Was passiert mit den abgefragten Daten des Stromzählers? „Die Daten gehen zu den zuständigen Marktteilnehmern; wie dem Energielieferanten und zum Bilanzkreisverantwortlichen sowie zum Übertragungsnetzbetreiber, da diese die verschiedenen Abrechnungen erstellen und die weiterhin benötigten Energiemengen beschaffen müssen“, resümiert der Werksleiter.

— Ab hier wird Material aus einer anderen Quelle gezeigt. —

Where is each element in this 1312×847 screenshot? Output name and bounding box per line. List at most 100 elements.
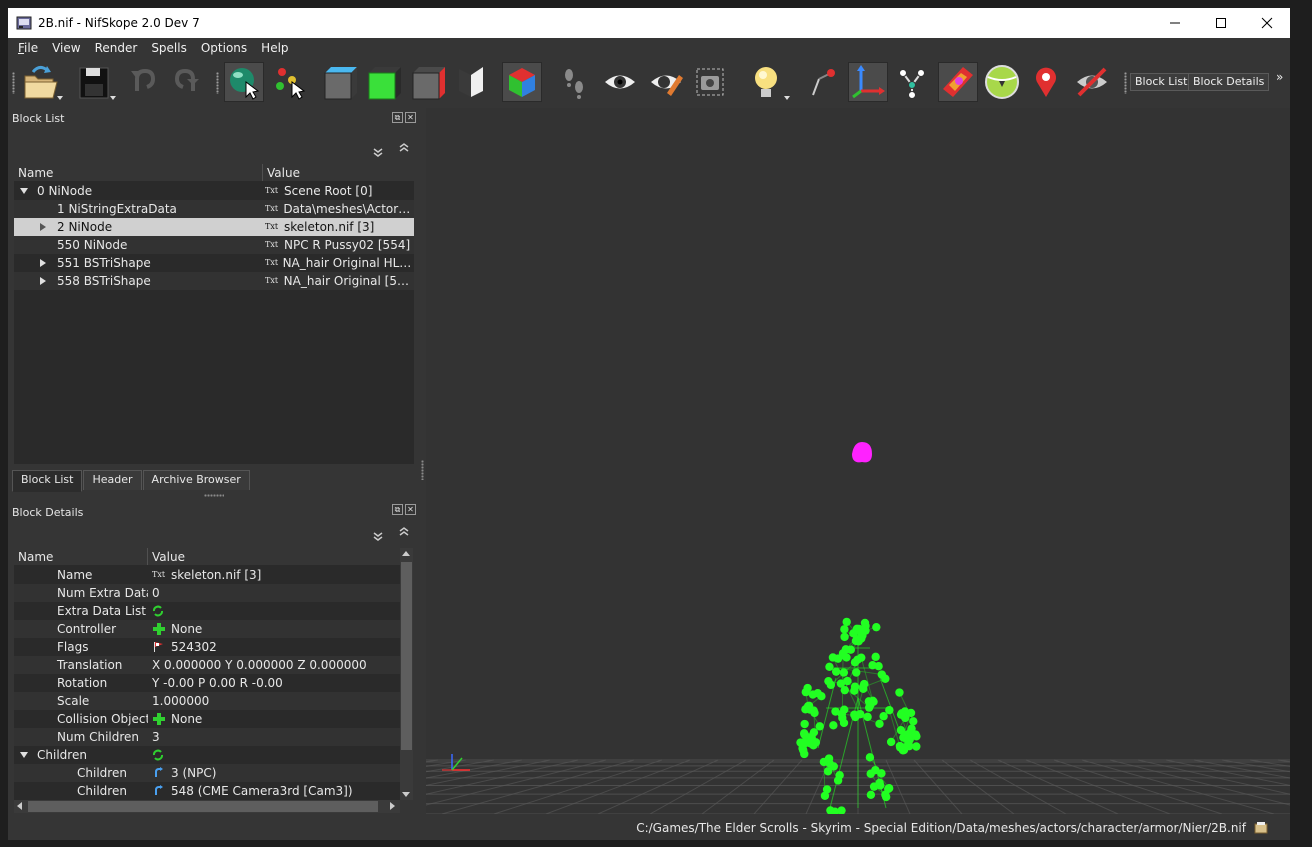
open-button[interactable] bbox=[16, 62, 66, 102]
table-row[interactable]: Controller None bbox=[14, 620, 400, 638]
table-row[interactable]: 0 NiNode Txt Scene Root [0] bbox=[14, 182, 414, 200]
render-viewport[interactable] bbox=[426, 108, 1290, 814]
lighting-button[interactable] bbox=[744, 62, 792, 102]
view-top-button[interactable] bbox=[320, 62, 360, 102]
expand-all-button[interactable] bbox=[396, 140, 412, 156]
tab-archive-browser[interactable]: Archive Browser bbox=[142, 470, 250, 490]
toolbar-grip[interactable] bbox=[1124, 72, 1127, 94]
constraints-button[interactable] bbox=[982, 62, 1022, 102]
expand-arrow-closed-icon[interactable] bbox=[40, 259, 46, 267]
select-object-button[interactable] bbox=[224, 62, 264, 102]
hide-button[interactable] bbox=[1072, 62, 1112, 102]
expand-all-button[interactable] bbox=[396, 524, 412, 540]
undo-button[interactable] bbox=[124, 62, 164, 102]
table-row[interactable]: Children 3 (NPC) bbox=[14, 764, 400, 782]
pin-button[interactable] bbox=[802, 62, 842, 102]
column-header-value[interactable]: Value bbox=[263, 164, 414, 181]
menu-help[interactable]: Help bbox=[254, 38, 295, 58]
dock-float-button[interactable]: ⧉ bbox=[392, 112, 403, 123]
table-row[interactable]: Translation X 0.000000 Y 0.000000 Z 0.000… bbox=[14, 656, 400, 674]
menu-spells[interactable]: Spells bbox=[144, 38, 194, 58]
field-value[interactable]: Y -0.00 P 0.00 R -0.00 bbox=[152, 674, 283, 692]
dock-resize-handle[interactable] bbox=[421, 460, 424, 480]
eye-pencil-button[interactable] bbox=[646, 62, 686, 102]
block-details-tree[interactable]: Name Value Name Txt skeleton.nif [3] Num Ex… bbox=[14, 548, 400, 800]
table-row[interactable]: Flags 524302 bbox=[14, 638, 400, 656]
menu-file[interactable]: File bbox=[8, 38, 45, 58]
table-row[interactable]: Children bbox=[14, 746, 400, 764]
table-row[interactable]: 2 NiNode Txt skeleton.nif [3] bbox=[14, 218, 414, 236]
expand-arrow-open-icon[interactable] bbox=[20, 752, 28, 758]
add-icon[interactable] bbox=[152, 622, 168, 636]
menu-render[interactable]: Render bbox=[88, 38, 145, 58]
column-header-name[interactable]: Name bbox=[14, 548, 148, 565]
archive-icon[interactable] bbox=[1254, 821, 1268, 835]
toolbar-overflow-button[interactable]: » bbox=[1276, 70, 1283, 84]
table-row[interactable]: 558 BSTriShape Txt NA_hair Original [555] bbox=[14, 272, 414, 290]
table-row[interactable]: Children 548 (CME Camera3rd [Cam3]) bbox=[14, 782, 400, 800]
minimize-button[interactable] bbox=[1152, 8, 1198, 38]
collapse-all-button[interactable] bbox=[370, 144, 386, 160]
dock-float-button[interactable]: ⧉ bbox=[392, 504, 403, 515]
walk-button[interactable] bbox=[554, 62, 594, 102]
block-details-toggle-button[interactable]: Block Details bbox=[1188, 73, 1270, 91]
column-header-value[interactable]: Value bbox=[148, 548, 400, 565]
scroll-down-arrow[interactable] bbox=[402, 792, 410, 797]
scroll-left-arrow[interactable] bbox=[17, 802, 22, 810]
block-list-toggle-button[interactable]: Block List bbox=[1130, 73, 1193, 91]
field-value[interactable]: X 0.000000 Y 0.000000 Z 0.000000 bbox=[152, 656, 367, 674]
nodes-button[interactable] bbox=[892, 62, 932, 102]
view-front-button[interactable] bbox=[364, 62, 404, 102]
table-row[interactable]: 1 NiStringExtraData Txt Data\meshes\Actors… bbox=[14, 200, 414, 218]
column-header-name[interactable]: Name bbox=[14, 164, 263, 181]
dock-close-button[interactable]: ✕ bbox=[405, 112, 416, 123]
menu-view[interactable]: View bbox=[45, 38, 87, 58]
scene-canvas[interactable] bbox=[426, 108, 1290, 814]
save-button[interactable] bbox=[72, 62, 120, 102]
eye-button[interactable] bbox=[600, 62, 640, 102]
flip-view-button[interactable] bbox=[452, 62, 492, 102]
field-value[interactable]: 1.000000 bbox=[152, 692, 209, 710]
axes-button[interactable] bbox=[848, 62, 888, 102]
view-side-button[interactable] bbox=[408, 62, 448, 102]
link-icon[interactable] bbox=[152, 785, 168, 797]
scroll-right-arrow[interactable] bbox=[390, 802, 395, 810]
table-row[interactable]: Scale 1.000000 bbox=[14, 692, 400, 710]
table-row[interactable]: Num Extra Data List 0 bbox=[14, 584, 400, 602]
select-vertex-button[interactable] bbox=[270, 62, 310, 102]
field-value[interactable]: 524302 bbox=[171, 638, 217, 656]
table-row[interactable]: 550 NiNode Txt NPC R Pussy02 [554] bbox=[14, 236, 414, 254]
scroll-thumb[interactable] bbox=[401, 562, 412, 750]
expand-arrow-closed-icon[interactable] bbox=[40, 223, 46, 231]
link-icon[interactable] bbox=[152, 767, 168, 779]
table-row[interactable]: Collision Object None bbox=[14, 710, 400, 728]
details-vertical-scrollbar[interactable] bbox=[400, 548, 413, 800]
table-row[interactable]: 551 BSTriShape Txt NA_hair Original HL [5.… bbox=[14, 254, 414, 272]
close-button[interactable] bbox=[1244, 8, 1290, 38]
dock-close-button[interactable]: ✕ bbox=[405, 504, 416, 515]
textures-button[interactable] bbox=[938, 62, 978, 102]
dock-splitter-handle[interactable] bbox=[204, 494, 224, 497]
redo-button[interactable] bbox=[166, 62, 206, 102]
maximize-button[interactable] bbox=[1198, 8, 1244, 38]
toolbar-grip[interactable] bbox=[12, 72, 15, 94]
tab-header[interactable]: Header bbox=[83, 470, 142, 490]
expand-arrow-open-icon[interactable] bbox=[20, 188, 28, 194]
scroll-up-arrow[interactable] bbox=[402, 551, 410, 556]
table-row[interactable]: Num Children 3 bbox=[14, 728, 400, 746]
collapse-all-button[interactable] bbox=[370, 528, 386, 544]
menu-options[interactable]: Options bbox=[194, 38, 254, 58]
tab-block-list[interactable]: Block List bbox=[12, 470, 83, 492]
toolbar-grip[interactable] bbox=[216, 72, 219, 94]
user-view-button[interactable] bbox=[502, 62, 542, 102]
table-row[interactable]: Rotation Y -0.00 P 0.00 R -0.00 bbox=[14, 674, 400, 692]
add-icon[interactable] bbox=[152, 712, 168, 726]
table-row[interactable]: Extra Data List bbox=[14, 602, 400, 620]
refresh-icon[interactable] bbox=[152, 605, 168, 617]
marker-button[interactable] bbox=[1026, 62, 1066, 102]
scroll-thumb[interactable] bbox=[28, 801, 378, 812]
block-list-tree[interactable]: Name Value 0 NiNode Txt Scene Root [0] 1 Ni… bbox=[14, 164, 414, 464]
screenshot-button[interactable] bbox=[690, 62, 730, 102]
refresh-icon[interactable] bbox=[152, 749, 168, 761]
expand-arrow-closed-icon[interactable] bbox=[40, 277, 46, 285]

Zum Wechsel der Zähler ist noch anzumerken, dass sich der Ausbau der alten mechanischen Zähler und der Einbau der „Modernen Messeinrichtungen“ als unkompliziert erweist. Für den Kunden gilt beim Wechseltermin: Geräte wie Computer sollten vom Stromnetz getrennt werden – das heißt: „Stecker raus“ und man ist vor bösen Überraschungen sicher.

Fazit: Vor den neuartigen Stromzählern, ob sie nun „Moderne Messeinrichtungen“ oder „Intelligente Messsysteme“ heißen, braucht sich niemand fürchten. Sie kommen, denn der „Gesetzgeber“ hat es so beschlossen. Sogenannte Kinderkrankheiten können nicht ausgeschlossen werden.